Place the pollens on the stigma:
The collected pollen should be placed on the female stigma very carefully. You will find the stigma at the center of the flower.
Repeat the task:
As flowers are comprised of 100 to 125 blooms, repeat the pollen collection and replacement process for each of them. Make sure that all the blooms are pollinated well to create a mature seed followed by a drupe.
Why is the raspberry plant not producing fruit?
If your raspberry plant is not producing fruits even after two years then we’d say you have waited long enough. Now it’s time to dig in and identify the problem that’s causing the plant not to bear any fruits. Here we’ve listed some of the common reasons:
Inadequate pollination and pollinators:
One of the common reasons behind a raspberry tree not producing fruits is there have been poor pollination or no pollination at all. Though raspberries are self-pollinating, the pollination may not always be successful.

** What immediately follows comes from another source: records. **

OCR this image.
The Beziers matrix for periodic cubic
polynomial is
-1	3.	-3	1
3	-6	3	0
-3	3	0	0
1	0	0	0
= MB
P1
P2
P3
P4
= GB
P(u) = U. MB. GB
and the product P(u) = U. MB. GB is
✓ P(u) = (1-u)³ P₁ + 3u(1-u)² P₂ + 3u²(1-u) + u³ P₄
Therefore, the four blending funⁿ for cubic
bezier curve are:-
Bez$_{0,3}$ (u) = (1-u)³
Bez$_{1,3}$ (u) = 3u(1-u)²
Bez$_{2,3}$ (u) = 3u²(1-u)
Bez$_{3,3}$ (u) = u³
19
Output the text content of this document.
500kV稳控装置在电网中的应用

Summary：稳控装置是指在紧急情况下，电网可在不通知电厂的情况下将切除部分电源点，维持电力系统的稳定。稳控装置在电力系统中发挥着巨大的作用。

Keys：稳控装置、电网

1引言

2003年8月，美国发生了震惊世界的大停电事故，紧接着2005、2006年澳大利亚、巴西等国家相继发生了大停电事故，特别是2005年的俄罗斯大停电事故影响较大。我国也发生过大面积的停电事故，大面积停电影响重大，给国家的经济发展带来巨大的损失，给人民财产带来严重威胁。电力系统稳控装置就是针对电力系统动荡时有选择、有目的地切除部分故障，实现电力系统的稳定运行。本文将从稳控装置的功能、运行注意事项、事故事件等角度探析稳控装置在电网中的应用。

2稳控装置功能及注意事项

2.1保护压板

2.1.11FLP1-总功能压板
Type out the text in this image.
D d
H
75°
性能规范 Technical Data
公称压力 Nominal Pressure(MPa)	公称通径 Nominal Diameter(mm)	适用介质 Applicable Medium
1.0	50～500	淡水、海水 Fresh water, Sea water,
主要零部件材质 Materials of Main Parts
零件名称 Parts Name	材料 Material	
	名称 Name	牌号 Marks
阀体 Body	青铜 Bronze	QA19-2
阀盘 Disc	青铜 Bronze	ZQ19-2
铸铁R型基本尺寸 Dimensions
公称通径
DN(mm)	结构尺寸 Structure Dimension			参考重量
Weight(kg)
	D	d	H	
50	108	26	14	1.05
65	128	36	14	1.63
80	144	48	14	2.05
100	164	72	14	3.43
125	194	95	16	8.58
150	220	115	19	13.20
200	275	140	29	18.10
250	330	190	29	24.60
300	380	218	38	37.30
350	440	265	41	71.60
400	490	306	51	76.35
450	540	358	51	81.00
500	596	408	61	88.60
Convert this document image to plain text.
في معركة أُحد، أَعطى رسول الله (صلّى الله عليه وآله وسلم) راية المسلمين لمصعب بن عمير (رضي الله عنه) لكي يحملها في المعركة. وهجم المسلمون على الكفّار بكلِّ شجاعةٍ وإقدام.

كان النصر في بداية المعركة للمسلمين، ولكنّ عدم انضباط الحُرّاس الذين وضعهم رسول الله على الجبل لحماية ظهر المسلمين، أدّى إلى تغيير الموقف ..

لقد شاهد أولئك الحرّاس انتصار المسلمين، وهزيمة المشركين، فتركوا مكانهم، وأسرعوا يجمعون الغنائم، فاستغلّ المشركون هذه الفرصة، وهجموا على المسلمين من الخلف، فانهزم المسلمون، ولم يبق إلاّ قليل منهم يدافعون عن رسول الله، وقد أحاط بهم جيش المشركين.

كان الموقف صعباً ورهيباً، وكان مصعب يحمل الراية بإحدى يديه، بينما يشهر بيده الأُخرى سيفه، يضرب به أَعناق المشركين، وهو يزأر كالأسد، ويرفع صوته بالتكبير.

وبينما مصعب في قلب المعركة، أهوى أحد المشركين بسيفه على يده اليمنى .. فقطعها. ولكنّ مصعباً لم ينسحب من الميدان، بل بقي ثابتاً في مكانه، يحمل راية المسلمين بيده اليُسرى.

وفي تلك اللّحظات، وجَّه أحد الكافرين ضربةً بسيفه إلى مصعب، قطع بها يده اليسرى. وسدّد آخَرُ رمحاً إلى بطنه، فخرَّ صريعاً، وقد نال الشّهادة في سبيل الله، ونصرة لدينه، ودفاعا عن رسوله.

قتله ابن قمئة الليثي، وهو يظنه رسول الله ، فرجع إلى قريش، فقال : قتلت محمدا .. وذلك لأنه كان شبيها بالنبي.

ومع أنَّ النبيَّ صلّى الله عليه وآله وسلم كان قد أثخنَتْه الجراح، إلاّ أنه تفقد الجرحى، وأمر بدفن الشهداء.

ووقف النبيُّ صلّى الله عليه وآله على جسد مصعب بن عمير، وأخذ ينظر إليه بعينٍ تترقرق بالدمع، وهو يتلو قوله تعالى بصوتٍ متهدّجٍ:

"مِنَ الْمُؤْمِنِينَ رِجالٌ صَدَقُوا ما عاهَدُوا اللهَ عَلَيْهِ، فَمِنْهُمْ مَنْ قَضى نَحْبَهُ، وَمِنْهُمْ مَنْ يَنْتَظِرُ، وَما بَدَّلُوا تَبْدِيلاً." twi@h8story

The lack of pollinators is another reason for no fruiting in raspberries. If the presence of bees or other insects isn’t frequent in that area pollination might not happen.
The soil pH for raspberries should remain between 5.5 to 6.5. Raspberries need acidic soil to grow healthy and provide fruits so inappropriate pH can cause no fruiting. Besides less fertile soil, nutrient deficiency can slow down fruiting raspberries.
Raspberries thrive in warm weather that’s around 75 degrees. They cannot pollinate if the weather is too humid or too hot as the pollen gets sticky or dry. So this should be kept in mind too while planting a raspberry.
Raspberries are self-pollinating plants. Their fertilization happens among the same flower’s male and female parts or between the same plant’s different flowers. It can transfer its own pollen but other insects too, especially bees, help a lot in the raspberry’s pollination process.